Reading Ref. 1, in the section about the authors discuss the simplest examples of qubits, among which there is the charge qubit, built from a Cooper-pair box (CPB). After writing the CPB Hamiltonian in the number/charge basis \begin{equation} H_{CPB}=\sum_{n\in\mathbb{Z}}\bigg[4E_C(\hat{n}-n_g)^2\lvert n\rangle\langle n\rvert-\frac{E_J}{2}(\lvert n+1\rangle\langle n\rvert+\lvert n-1\rangle\langle n\rvert)\bigg]. \tag{20} \label{20} \end{equation} The notation is pretty standard: $\hat{n}$ is the cooper pair number operator, $n_g=CV_g/2|e|$ is tunable tuning the gate potential. $E_C=e^2/2C$ and $E_J$ are respectively the charging energy and the Josephson energy. At the end of the sections there are some bullet points characterizing the system described by \eqref{20}. More specifically, they are related to the dependence of the spectrum on $n_g$. The half-integer values $n_g=m+\frac{1}{2}, m\in\mathbb{Z}$ play a special role, since as they say in the second bullet point:
For the two charge states $\lvert m\rangle$ and $\lvert m+1\rangle$, the effective charging energies $4E_C(n-n_g)^2$ are degenerate at these points.

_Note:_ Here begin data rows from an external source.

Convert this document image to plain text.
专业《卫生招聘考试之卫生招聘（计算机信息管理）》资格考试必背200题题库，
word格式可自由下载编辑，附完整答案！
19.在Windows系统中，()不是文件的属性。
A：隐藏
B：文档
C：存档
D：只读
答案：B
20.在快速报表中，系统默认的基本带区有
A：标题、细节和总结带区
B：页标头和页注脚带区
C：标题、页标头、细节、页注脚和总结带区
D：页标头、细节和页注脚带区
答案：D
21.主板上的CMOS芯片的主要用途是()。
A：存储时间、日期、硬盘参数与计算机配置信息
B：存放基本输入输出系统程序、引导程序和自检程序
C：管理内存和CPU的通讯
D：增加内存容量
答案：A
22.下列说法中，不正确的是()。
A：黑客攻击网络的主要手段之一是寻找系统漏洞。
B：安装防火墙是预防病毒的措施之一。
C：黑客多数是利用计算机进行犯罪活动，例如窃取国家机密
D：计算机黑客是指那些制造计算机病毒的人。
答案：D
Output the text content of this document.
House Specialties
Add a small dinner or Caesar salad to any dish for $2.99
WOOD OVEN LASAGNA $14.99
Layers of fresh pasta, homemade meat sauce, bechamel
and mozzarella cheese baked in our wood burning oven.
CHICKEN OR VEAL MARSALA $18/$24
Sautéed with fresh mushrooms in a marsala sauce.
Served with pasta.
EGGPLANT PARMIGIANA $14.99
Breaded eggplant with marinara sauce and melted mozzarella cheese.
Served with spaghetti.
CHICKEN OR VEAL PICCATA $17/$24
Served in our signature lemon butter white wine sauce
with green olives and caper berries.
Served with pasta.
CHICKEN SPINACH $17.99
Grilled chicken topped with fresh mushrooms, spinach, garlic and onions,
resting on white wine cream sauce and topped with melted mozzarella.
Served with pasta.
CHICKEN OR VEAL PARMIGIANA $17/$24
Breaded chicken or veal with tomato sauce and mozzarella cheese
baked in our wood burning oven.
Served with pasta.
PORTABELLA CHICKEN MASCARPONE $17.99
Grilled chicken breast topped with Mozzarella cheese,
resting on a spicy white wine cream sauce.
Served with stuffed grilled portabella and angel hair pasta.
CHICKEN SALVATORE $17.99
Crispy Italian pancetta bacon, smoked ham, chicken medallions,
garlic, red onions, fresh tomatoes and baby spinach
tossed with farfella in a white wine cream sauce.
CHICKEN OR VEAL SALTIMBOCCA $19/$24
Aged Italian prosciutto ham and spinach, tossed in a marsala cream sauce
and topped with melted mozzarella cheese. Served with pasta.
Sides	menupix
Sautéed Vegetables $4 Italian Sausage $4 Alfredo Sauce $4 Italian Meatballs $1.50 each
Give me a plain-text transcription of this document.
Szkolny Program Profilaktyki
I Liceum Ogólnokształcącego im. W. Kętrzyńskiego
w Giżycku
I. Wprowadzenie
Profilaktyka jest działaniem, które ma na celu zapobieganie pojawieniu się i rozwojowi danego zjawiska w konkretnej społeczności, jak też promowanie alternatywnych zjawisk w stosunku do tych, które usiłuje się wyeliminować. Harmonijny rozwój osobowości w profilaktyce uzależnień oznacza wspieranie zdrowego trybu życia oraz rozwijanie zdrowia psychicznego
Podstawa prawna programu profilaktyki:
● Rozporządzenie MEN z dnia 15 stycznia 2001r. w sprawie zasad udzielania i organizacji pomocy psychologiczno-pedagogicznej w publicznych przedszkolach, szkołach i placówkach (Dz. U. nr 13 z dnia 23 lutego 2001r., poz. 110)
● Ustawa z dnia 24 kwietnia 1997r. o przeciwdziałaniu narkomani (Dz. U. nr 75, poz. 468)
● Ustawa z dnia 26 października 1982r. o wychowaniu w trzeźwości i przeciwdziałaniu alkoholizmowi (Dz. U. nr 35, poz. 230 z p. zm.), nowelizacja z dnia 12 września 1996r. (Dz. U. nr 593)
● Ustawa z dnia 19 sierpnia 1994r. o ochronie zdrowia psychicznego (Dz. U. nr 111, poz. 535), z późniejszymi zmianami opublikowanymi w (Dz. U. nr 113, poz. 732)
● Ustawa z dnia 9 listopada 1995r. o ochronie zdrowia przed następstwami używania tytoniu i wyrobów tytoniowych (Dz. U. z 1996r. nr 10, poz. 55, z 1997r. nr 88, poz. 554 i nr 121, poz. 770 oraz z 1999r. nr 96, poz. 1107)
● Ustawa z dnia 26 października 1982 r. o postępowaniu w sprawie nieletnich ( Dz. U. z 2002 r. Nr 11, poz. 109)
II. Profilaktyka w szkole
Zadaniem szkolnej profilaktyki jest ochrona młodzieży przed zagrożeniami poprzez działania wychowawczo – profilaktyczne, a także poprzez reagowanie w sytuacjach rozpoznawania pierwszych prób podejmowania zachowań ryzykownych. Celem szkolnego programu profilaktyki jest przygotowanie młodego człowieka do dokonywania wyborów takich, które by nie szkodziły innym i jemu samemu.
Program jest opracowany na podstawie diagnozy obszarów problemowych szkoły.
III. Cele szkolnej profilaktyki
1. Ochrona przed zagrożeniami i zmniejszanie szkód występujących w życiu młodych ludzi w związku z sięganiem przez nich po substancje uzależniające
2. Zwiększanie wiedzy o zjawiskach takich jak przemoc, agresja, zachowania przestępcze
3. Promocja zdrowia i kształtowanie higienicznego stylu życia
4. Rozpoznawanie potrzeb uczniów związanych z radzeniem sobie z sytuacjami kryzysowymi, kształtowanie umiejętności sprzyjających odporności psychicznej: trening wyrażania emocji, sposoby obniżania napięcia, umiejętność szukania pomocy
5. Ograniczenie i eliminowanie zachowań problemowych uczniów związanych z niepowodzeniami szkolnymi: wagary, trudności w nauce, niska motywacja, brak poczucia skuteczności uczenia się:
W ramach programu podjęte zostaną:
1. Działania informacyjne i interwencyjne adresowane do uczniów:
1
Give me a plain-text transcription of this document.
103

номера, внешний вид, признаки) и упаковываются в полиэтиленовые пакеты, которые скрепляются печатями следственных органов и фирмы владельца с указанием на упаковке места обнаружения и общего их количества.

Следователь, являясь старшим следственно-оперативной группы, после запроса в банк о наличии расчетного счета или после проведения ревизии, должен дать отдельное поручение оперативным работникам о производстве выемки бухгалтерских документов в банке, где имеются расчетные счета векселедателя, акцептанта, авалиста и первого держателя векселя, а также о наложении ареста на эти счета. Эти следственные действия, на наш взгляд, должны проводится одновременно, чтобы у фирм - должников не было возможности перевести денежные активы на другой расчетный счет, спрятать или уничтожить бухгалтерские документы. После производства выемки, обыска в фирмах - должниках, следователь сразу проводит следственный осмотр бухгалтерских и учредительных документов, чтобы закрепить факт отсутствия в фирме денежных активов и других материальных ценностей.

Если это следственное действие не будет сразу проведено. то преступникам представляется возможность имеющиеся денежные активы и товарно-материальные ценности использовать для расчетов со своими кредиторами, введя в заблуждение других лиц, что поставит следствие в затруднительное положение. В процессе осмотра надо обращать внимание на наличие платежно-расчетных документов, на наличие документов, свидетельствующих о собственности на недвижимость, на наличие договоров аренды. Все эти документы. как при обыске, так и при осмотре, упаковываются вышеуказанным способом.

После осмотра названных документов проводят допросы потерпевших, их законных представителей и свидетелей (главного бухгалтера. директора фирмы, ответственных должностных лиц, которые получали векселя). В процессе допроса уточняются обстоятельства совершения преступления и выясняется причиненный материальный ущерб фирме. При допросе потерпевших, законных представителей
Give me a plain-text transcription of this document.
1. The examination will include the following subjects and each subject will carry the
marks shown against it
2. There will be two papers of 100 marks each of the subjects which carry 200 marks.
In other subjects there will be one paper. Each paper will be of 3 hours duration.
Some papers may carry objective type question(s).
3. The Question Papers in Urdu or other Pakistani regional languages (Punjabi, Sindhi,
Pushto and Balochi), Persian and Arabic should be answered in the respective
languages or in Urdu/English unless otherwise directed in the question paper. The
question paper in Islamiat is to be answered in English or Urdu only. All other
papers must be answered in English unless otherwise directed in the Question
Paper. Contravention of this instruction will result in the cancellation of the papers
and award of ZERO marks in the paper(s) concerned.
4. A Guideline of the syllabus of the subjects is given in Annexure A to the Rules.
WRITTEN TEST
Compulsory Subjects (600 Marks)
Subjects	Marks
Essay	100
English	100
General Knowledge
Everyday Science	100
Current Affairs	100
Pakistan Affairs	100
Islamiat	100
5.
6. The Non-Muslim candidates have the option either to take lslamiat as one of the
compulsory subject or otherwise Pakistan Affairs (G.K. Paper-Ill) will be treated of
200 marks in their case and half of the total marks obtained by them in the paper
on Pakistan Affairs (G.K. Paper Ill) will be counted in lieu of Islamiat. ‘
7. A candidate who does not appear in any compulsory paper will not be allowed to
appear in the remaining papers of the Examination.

Which is quite evident from the Hamiltonian \eqref{20}. On the other hand, the first bullet point is not as clear to me:
For these values of $n_g$, the eigenstates of the system have well-defined parities.
First, how do we know that? Ref. 1 has no other mention of this and I can't find it elsewhere$^{(\ast)}$. Also, what parity operator are we talking about? Reflection around what (cf. footnote)? I'd be grateful if you could reply to my questions and/or point at some relevant references.
References
- Quantum bits with Josephson junctions, sec. 3.1.
$^{(\ast)}$ I've seen another reference that I can't quote here (course notes) mention a similar point, but the computations were quite vague; also, in that case they mention a reflection with respect to this point, which makes me more confused.